Le monde blanc

Le monde blanc

Excitation et joie de retrouver Kenneth White dans son dernier livre qui est une autobiographie, tout autant intellectuelle qu’évènementielle. Le grand air poétique auquel il nous a convié déjà depuis longtemps se retrouve dans toutes les pages où il raconte sa vie et ses voyages ; sa malice de rebelle éternel nous fait sourire quand il narre sa vie de professeur d’université.
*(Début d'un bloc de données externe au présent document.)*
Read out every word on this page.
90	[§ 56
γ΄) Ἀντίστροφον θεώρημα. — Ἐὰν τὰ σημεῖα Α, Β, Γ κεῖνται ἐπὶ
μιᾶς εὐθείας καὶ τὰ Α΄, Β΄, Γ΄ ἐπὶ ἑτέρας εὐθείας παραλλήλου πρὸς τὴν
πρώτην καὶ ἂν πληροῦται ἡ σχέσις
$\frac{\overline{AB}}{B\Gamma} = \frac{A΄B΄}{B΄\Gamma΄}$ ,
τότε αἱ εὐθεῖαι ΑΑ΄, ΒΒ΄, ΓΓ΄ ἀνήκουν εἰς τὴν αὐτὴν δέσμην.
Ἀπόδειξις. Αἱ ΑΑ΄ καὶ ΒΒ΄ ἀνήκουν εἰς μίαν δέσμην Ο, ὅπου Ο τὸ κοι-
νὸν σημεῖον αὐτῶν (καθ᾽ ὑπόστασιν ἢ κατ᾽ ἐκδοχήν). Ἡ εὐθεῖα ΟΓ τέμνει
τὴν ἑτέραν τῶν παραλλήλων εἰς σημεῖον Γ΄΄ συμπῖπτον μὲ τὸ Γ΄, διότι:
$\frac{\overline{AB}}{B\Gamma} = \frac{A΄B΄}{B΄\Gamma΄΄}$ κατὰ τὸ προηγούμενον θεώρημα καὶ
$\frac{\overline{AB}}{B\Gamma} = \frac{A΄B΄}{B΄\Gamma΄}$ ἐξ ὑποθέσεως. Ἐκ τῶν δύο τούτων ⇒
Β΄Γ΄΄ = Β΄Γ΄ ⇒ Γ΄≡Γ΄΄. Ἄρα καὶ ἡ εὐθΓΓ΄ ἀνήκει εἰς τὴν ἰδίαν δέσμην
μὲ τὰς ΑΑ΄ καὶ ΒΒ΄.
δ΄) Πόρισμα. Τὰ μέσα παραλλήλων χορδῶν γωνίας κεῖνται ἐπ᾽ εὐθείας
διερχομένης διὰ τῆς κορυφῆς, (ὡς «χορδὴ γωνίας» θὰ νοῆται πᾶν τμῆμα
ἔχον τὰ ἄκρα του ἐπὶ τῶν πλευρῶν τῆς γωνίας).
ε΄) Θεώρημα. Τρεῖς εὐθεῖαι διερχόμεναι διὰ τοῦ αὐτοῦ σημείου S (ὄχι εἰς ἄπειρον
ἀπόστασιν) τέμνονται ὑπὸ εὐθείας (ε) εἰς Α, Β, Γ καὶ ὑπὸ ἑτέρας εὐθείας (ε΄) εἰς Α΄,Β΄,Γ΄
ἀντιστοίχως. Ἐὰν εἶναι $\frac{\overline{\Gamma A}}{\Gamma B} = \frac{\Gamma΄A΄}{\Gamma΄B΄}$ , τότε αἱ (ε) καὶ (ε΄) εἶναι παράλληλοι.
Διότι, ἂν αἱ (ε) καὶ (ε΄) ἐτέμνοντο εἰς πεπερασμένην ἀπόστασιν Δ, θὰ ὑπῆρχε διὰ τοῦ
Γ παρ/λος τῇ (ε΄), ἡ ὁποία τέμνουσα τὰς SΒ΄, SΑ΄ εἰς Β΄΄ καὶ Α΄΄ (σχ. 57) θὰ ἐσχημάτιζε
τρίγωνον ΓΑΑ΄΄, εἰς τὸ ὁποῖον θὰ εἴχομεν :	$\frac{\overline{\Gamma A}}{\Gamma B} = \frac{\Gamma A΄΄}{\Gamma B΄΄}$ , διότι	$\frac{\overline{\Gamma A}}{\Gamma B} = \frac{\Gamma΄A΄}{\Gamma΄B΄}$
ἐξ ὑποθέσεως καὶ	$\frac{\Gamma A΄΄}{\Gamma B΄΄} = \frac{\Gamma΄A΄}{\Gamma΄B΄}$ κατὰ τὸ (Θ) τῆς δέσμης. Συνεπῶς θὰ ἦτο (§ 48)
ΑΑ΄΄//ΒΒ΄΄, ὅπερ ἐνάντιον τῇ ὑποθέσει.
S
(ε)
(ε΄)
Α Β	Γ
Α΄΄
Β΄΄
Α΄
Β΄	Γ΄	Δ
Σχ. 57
L’intérêt du lecteur est attisé dans la partie autobiographie intellectuelle du livre, retraçant son parcours de chercheur en géopoétique : on trouve logique de retrouver aux sources du concept de nomadisme intellectuel des noms comme Thoreau, Whitman, Rimbaud ; on est plus intrigué de trouver comme origines à ces idées Spengler et Emerson et on est ébloui par les pages sur Heidegger… Le livre est passionnant, se lit d’une traite et donne envie de replonger dans l’œuvre de Kenneth White.
Il donne la nostalgie de la première lecture éblouissante faite il y a longtemps de « La route bleue » ; son livre prend une tournure mélancolique quand on se souvient que l’écrivain à 86 ans : il prend ainsi une allure de testament littéraire.  Kenneth White (1936-2023) est décédé peu de temps après la rédaction de cette note.  White, Kenneth – Entre deux mondes – Le mot et le reste 2021




La parole qui me porte

Un beau volume de la collection Poésie-Gallimard pour découvrir l’art poétique de Paul Valet (1905-1987), poète musicien peintre médecin et résistant insoumis ayant perdu sa famille à Auschwitz.
Le distique est la forme privilégiée dans les textes composant ce volume, il implique une lecture lente et attentive pour découvrir que / La clef de voûte d’un poème / Est un mot prisonnier.
Les duos de vers, qui parfois s’allongent ou se raccourcissent, prennent par moment l’allure de notations psychologiques ou d’aphorismes philosophiques, mais n’oublient pas que / Les paroles essentielles / Sont distraites, et qu’infaillibles, elles sont oiseaux migrateurs.
Pour en savoir plus, on peut consulter les pages consacrées à Paul Valet sur les sites Poesibao, Remue.net ou le Tiers-Livre de François Bon.
À noter que dans la préface de ce livre par Sophie Nauleau, le lieu de naissance de Paul Valet est situé à Lodz en Pologne, alors que sur Wikipédia et sur les sites nommés ci-dessus, il est indiqué qu’il est né à Moscou. Le texte du poète indique : / Je reviens à moi / Savoir d’où je viens. CQFD.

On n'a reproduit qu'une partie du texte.